RE: Is atheism a scientific perspective?
December 30, 2016 at 1:58 pm
(This post was last modified: December 30, 2016 at 2:16 pm by AAA.)
(December 29, 2016 at 12:54 am)Chas Wrote:(December 28, 2016 at 12:50 pm)AAA Wrote: You can't just assert that evolution is an adequate cause. he
How much information per generation does natural selection coupled with mutation produce? How many generations have there been? How much information is contained by the genome. Until we know the answer to all three of these we will not know if natural selection+mutation is adequate.
The algorithm is sufficient to accomplish what we see. Calculate the number of organisms and reproduction events that have existed in the last 3,000,000,000 years (they are staggeringly large numbers) and you will see that there has been plenty of room for the amount of evolution we observe.
Quote:And you don't think that lifestyle impacts our genetic output? That's like the whole point of epigenetics. Environmental stimuli lead to heritable changes in transcription. Eating meat is not a more efficient means of nutrition. Nut consumption has a much higher assimilation efficiency than meat.
Tell that to the Inuit. Pound for pound, there is far more nutrition in meat than in plant matter.
Quote:Also, you have to consider that the meat itself has disseminated most of the energy of the primary producers when it was alive.
That is a ludicrously incorrect statement. Pound for pound, there is far more energy content in meat than in plant matter.
Quote:Therefore, skipping the middle man is a much more efficient way to eat from an energy perspective.
See above.
You can't just assert that algorithms show it to be adequate. And I know that there have been a lot of reproductive opportunities, but we do not know how to accurately estimate the number.
And when you say "there is far more nutrition in meat", you are showing that you don't understand what nutrition means. There are more calories, but you are ignoring the thousands of phytochemicals that we need to get from plant foods. Also, we need sugars, vitamins, minerals that are much more concentrated in plant foods.
And when you say that is a ludicrously incorrect statement, you must be ignoring how energy moves through trophic levels. When we are eating meat, we are acting as secondary consumers. The primary consumer doesn't consume all the available energy from the producer. They don't assimilate all of the energy that they consume. Then we, as secondary consumers, have the same inefficiency. If we ate plants, we are acting as primary consumers and cutting out the wasted energy of the middle man.
(December 29, 2016 at 10:33 am)Tonus Wrote:(December 29, 2016 at 9:25 am)robvalue Wrote: Instead all he does is try to attack evolution,
And if that's all he wants to do, he's in the wrong place. Just do the research showing how and where the theory fails, write a peer-reviewed article in a reputable science journal, and watch all of the other dominoes fall. If the scientific method can be used to lead us to a designer, then it's imperative that those who believe that hypothesis use it to do so-- it would be a monumental discovery with wide-ranging effects for everyone.

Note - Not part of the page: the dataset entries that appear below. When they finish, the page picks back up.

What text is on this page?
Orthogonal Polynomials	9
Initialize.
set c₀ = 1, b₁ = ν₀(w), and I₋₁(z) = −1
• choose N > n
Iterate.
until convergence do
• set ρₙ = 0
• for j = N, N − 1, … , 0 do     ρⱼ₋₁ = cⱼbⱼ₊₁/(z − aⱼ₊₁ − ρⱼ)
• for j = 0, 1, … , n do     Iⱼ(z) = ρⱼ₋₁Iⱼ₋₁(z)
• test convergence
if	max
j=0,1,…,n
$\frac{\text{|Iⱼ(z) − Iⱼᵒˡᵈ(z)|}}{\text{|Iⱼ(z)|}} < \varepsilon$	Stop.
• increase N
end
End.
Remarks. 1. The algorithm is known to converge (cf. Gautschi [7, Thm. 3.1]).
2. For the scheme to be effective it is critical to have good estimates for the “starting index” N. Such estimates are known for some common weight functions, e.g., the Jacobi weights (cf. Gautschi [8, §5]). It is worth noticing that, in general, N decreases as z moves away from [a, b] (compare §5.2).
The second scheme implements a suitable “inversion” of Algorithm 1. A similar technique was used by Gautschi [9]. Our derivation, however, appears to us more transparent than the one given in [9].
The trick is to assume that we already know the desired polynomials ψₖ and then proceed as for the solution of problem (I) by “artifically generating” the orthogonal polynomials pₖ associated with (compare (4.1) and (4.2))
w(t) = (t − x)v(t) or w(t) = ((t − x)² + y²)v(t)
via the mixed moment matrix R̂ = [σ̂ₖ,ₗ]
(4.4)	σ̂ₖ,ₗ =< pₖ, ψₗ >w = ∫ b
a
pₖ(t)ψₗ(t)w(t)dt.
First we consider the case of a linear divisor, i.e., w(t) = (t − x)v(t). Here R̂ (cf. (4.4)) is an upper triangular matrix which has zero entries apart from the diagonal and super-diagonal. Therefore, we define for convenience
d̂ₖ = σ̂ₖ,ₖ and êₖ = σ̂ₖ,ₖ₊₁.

I can appeal to peer-reviewed articles if you want. Here are some direct quotes that you may find interesting related to evolution.
"Indeed the eukaryotic genome, rather than being viewed as islands of protein coding genes in an expanding sea of evolutionary junk, may be better thought of as an RNA machine, which expresses a large repetoire of developmentally regulated ncRNAs that are central to the genetic and epigenetic processes that orchestrate the exquisitely precise patterns of gene expression during the ontogeny of multicellular organisms."
Mattick J.S., et al.,2009. RNA regulation of epigenetic processes. BioEssays 31; 51-59.
"The magnitude of the task involved in wiring the nervous system is staggering. In adult humans, each of over a trillion neurons make connection with, on average, over a thousand target cells, in an intricate circuit whose precise pattern is essential for the proper functioning of the nervous system."
Tessier-Lavigne, M., Goodman, C.S., 1996. The molecular biology of axon guidance. Science 274(5290): 1123-33.
Describing sequence comparisons between DNA repair enzymes: "Preliminary comparisons of this kind immediately made it clear that the repair machinery shows considerable variability, in terms of the present and absent genes, even in relatively close bacteria, such as Escherichia coli and Hameophilus influenza."
Aravind, L., Walker D.R., Koonin, E.V., 1999. Conserved domains in DNA repair proteins and evolution of repair systems. Nucleic acids res. 27(5): 1223-42.